I just downloaded Deepest Sender, a plugin for Firefox that makes blogging really easy. From their page:

Deepest Sender is a client that will allow you to post to blogs from directly within Firefox. It is primarily a LiveJournal client, although it supports Blogger (Atom) and WordPress (metaWeblog) too, with support for more stuff to come. Note that the actual Deepest Sender website will always have the most up to date version.

Neat.

Seems to work too, if you are reading this post! :)

Get your copy: http://deepestsender.mozdev.org/

Update: For some reason, it seems to hang during the post. It DOES actually post the article, but it doesn’t return with a “Success” message. Could be my setup and not Deepest Sender, I don’t know. I’ll look into it and let you know!

4 Responses to “Deepest Sender – FireFox Plugin”

  1. Linoge says:

    It could have something to do with how WordPress actually posts the writings… I know that Movable Type has a similar plugin, but it only puts the post in the system, it does not actually publish it. Publishing requires the implementation of a cron job (something I do not fully understand at the moment, so have not used :) ) to execute the “rebuild your site” command from time to time. Could be the same way with this system, but I honestly do not know. :)

  2. Andrew Milo says:

    Well, I don’t think so actually, but thanks for mentioning it… :)

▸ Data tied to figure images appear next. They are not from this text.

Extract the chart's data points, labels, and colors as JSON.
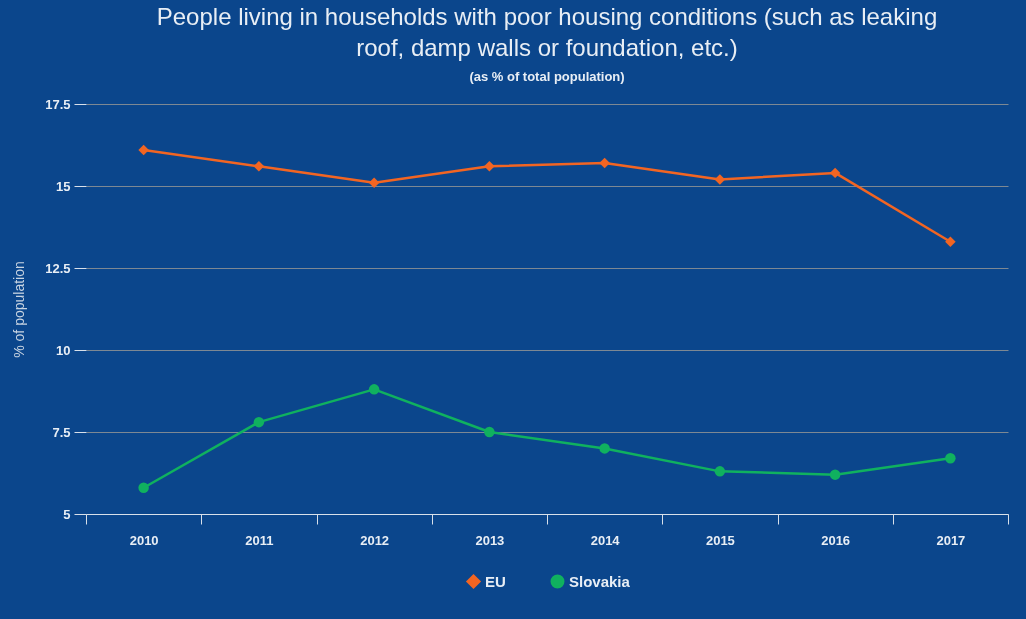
{
  "chart_data": {
    "type": "line",
    "title": "People living in households with poor housing conditions (such as leaking roof, damp walls or foundation, etc.)",
    "subtitle": "(as % of total population)",
    "ylabel": "% of population",
    "categories": [
      "2010",
      "2011",
      "2012",
      "2013",
      "2014",
      "2015",
      "2016",
      "2017"
    ],
    "series": [
      {
        "name": "EU",
        "color": "#f26522",
        "marker": "diamond",
        "values": [
          16.1,
          15.6,
          15.1,
          15.6,
          15.7,
          15.2,
          15.4,
          13.3
        ]
      },
      {
        "name": "Slovakia",
        "color": "#10b15f",
        "marker": "circle",
        "values": [
          5.8,
          7.8,
          8.8,
          7.5,
          7.0,
          6.3,
          6.2,
          6.7
        ]
      }
    ],
    "ylim": [
      5,
      17.5
    ],
    "yticks": [
      5,
      7.5,
      10,
      12.5,
      15,
      17.5
    ],
    "grid": "y",
    "legend": "bottom",
    "line_style": "solid"
  }
}
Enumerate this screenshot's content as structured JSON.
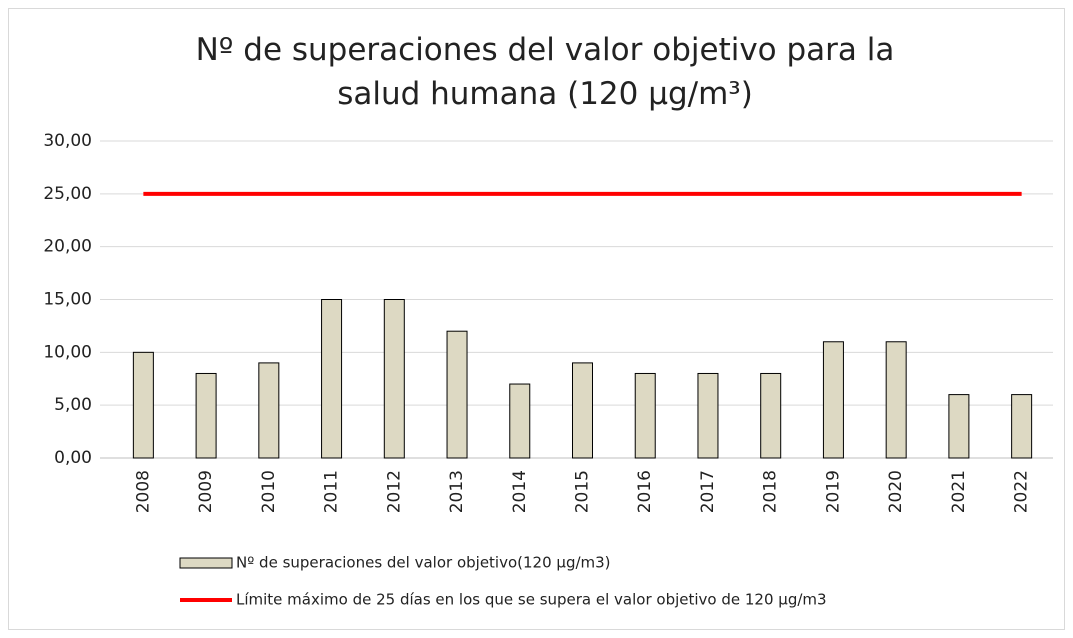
{
  "chart_data": {
    "type": "bar",
    "title": "Nº de superaciones del valor objetivo para la salud humana (120 µg/m³)",
    "categories": [
      "2008",
      "2009",
      "2010",
      "2011",
      "2012",
      "2013",
      "2014",
      "2015",
      "2016",
      "2017",
      "2018",
      "2019",
      "2020",
      "2021",
      "2022"
    ],
    "series": [
      {
        "name": "Nº de superaciones del valor objetivo(120 µg/m3)",
        "type": "bar",
        "color": "#ddd9c3",
        "values": [
          10,
          8,
          9,
          15,
          15,
          12,
          7,
          9,
          8,
          8,
          8,
          11,
          11,
          6,
          6
        ]
      },
      {
        "name": "Límite máximo de 25 días en los que se supera el valor objetivo de 120 µg/m3",
        "type": "line",
        "color": "#ff0000",
        "values": [
          25,
          25,
          25,
          25,
          25,
          25,
          25,
          25,
          25,
          25,
          25,
          25,
          25,
          25,
          25
        ]
      }
    ],
    "ylim": [
      0,
      30
    ],
    "yticks": [
      {
        "value": 0,
        "label": "0,00"
      },
      {
        "value": 5,
        "label": "5,00"
      },
      {
        "value": 10,
        "label": "10,00"
      },
      {
        "value": 15,
        "label": "15,00"
      },
      {
        "value": 20,
        "label": "20,00"
      },
      {
        "value": 25,
        "label": "25,00"
      },
      {
        "value": 30,
        "label": "30,00"
      }
    ],
    "grid": true,
    "legend": "bottom"
  }
}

    It does indeed publish the post, but still hangs sometime. I think it has to do with the update pings to technorati, etc.

    Wordpress is a bit different that MT in that it doesn’t actually write out any HTML files, like MT and Blogger do. Its all database driven and each page is “created” on the fly so to speak.

    The cron job that you are speaking of is simply a scheduler – like “cronology”. Windows would do the same thing with a “Scheduled task”. Forgive me if I’m telling you things that you know. :)

    Cron is basically a “daemon” – an always running process – that executes queued commands at specified times. These commands are stored in whats called a crontab file – basically a tabulated file of chronicled jobs.

    If you have shell access, you can do this:

    % crontab -e

    This will have you editing your cron file.  BTW – the % is just meant to represent your shell prompt, you don’t actually type that.  Your shell prompt may look like a filespec “~/home>” or even a the machine’s name “grouchy>” or something similar.

    Anyway, once you are in the crontab file, put in:

    0,15,30,45 * * * * cd (path to mt); ./tools/run-periodic-tasks

    This will republish your blog every 15 minutes at 0,15,30 and 45 past the hour. The astericks are just wildcards for hour, day, week and month.

    If you only wanted to do it every half-hour, you could just do:

    0,30 * * * * cd (path to mt); ./tools/run-periodic-tasks

    That should do it at :00 and :30 each hour of each day, etc.

    If you don’t have shell access, you probably have some kind of control panel that allows you to setup a schedule for crontab jobs. Using that control panel, you would select the schedule that you want and then put:

    cd (path to mt); ./tools/run-periodic-tasks

    as the command that you want to run at the scheduled times.

    Anyway, again, sorry if I’m telling you stuff you know. :)

    Good luck, and thanks!

    -A

  3. Michael says:

    Uh, last time I checked, don’t you actually post to a blog anyway from within Firefox or IE anyway? Why is this so special?

  4. Andrew Milo says:

    :) It keeps you from having to type the URL to your control panel. hehe Lazy, huh?